Simms, the butler, had reappeared silently at some point during the latter part of the conversation.
He said, ‘If you would follow me, miss?’
He led me up to the next floor, along a corridor and indicated a door. ‘Your room, miss.’
That was to be it. He left me there and I opened the door. Someone was already there ahead of me, a sharp-faced woman in a drab dark grey gown of intimidating respectability. She had taken my clothes from the bag and laid them all out flat on the bed.

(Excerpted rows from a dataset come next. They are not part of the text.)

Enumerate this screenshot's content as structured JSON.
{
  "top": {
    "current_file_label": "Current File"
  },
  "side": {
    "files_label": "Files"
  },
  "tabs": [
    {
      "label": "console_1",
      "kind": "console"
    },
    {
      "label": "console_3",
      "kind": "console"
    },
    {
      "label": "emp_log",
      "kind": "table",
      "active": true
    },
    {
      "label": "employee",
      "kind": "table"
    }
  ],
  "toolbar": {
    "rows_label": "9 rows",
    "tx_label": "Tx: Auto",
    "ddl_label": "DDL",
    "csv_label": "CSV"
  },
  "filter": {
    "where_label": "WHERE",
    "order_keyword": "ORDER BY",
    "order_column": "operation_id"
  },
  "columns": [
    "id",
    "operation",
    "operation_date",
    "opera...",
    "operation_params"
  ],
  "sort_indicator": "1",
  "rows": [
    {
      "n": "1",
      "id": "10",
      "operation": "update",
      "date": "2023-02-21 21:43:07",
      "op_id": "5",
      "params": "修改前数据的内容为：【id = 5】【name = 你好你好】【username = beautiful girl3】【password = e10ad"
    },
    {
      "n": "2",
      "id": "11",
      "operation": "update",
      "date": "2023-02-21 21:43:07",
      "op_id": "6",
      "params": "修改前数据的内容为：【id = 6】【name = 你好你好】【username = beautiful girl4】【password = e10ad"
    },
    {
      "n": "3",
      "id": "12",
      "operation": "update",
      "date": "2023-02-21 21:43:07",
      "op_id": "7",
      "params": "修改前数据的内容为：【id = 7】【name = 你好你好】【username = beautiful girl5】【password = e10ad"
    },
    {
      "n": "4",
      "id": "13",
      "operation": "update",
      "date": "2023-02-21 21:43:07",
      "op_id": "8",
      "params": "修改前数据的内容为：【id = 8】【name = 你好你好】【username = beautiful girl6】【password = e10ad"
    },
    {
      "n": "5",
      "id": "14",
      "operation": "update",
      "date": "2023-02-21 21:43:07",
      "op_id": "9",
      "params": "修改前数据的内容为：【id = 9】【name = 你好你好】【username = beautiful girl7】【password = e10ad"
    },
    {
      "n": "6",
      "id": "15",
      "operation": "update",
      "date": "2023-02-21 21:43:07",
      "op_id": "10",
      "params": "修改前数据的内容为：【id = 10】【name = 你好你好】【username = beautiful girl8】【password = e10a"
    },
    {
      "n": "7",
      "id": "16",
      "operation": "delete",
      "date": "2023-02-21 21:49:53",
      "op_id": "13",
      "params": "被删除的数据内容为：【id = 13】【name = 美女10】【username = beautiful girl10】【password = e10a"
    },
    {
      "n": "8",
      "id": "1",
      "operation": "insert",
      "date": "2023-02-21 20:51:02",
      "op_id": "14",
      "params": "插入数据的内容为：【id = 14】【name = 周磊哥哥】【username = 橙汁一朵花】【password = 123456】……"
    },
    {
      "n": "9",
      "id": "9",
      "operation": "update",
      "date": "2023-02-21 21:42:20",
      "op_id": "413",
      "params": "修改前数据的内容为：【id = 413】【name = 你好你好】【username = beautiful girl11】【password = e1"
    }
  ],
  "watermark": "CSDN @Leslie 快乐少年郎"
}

She straightened up from this task as I entered and turned to face me.
‘I’m Nugent, miss, Mrs Parry’s personal maid.’
‘Thank you, Nugent,’ I said, ‘for unpacking my things. That’s very kind of you.’
It was also extremely embarrassing. She could hardly have missed the darns in my stockings, the scorch mark on one gown resulting from an instance of carelessness when a rapid movement had caused the crinoline supporting the fabric to swing too close to the fire, to say nothing of the fact that a tartan cotton gown had been painstakingly unpicked, the material turned, and the whole reassembled to serve another day. But if Nugent thought my wardrobe scanty and well worn she didn’t show it.
‘Shall I press this one, miss?’ She held up my best gown which I had intended keeping for special occasions.
‘Yes, please do,’ I said meekly.
Nugent whisked away with my gown over her arm. She had left in the bottom of the bag my few personal possessions. I took out my hairbrush and comb and a little ivory-backed hand mirror and set them out on the dressing table. The table itself was of old-fashioned style dating, I guessed, from the middle of the previous
century. It had originally been a pretty piece with marquetry inlay but several pieces of the pattern of flowers in a cornucopia were missing. I guessed that its dated look and dilapidated state had led to its being banished to this room for use by the companion. I put out next the little japanned box which contained my few trinkets; I could hardly call them jewels. I had only an amber necklace and a little ruby ring, both of which had belonged to my mother.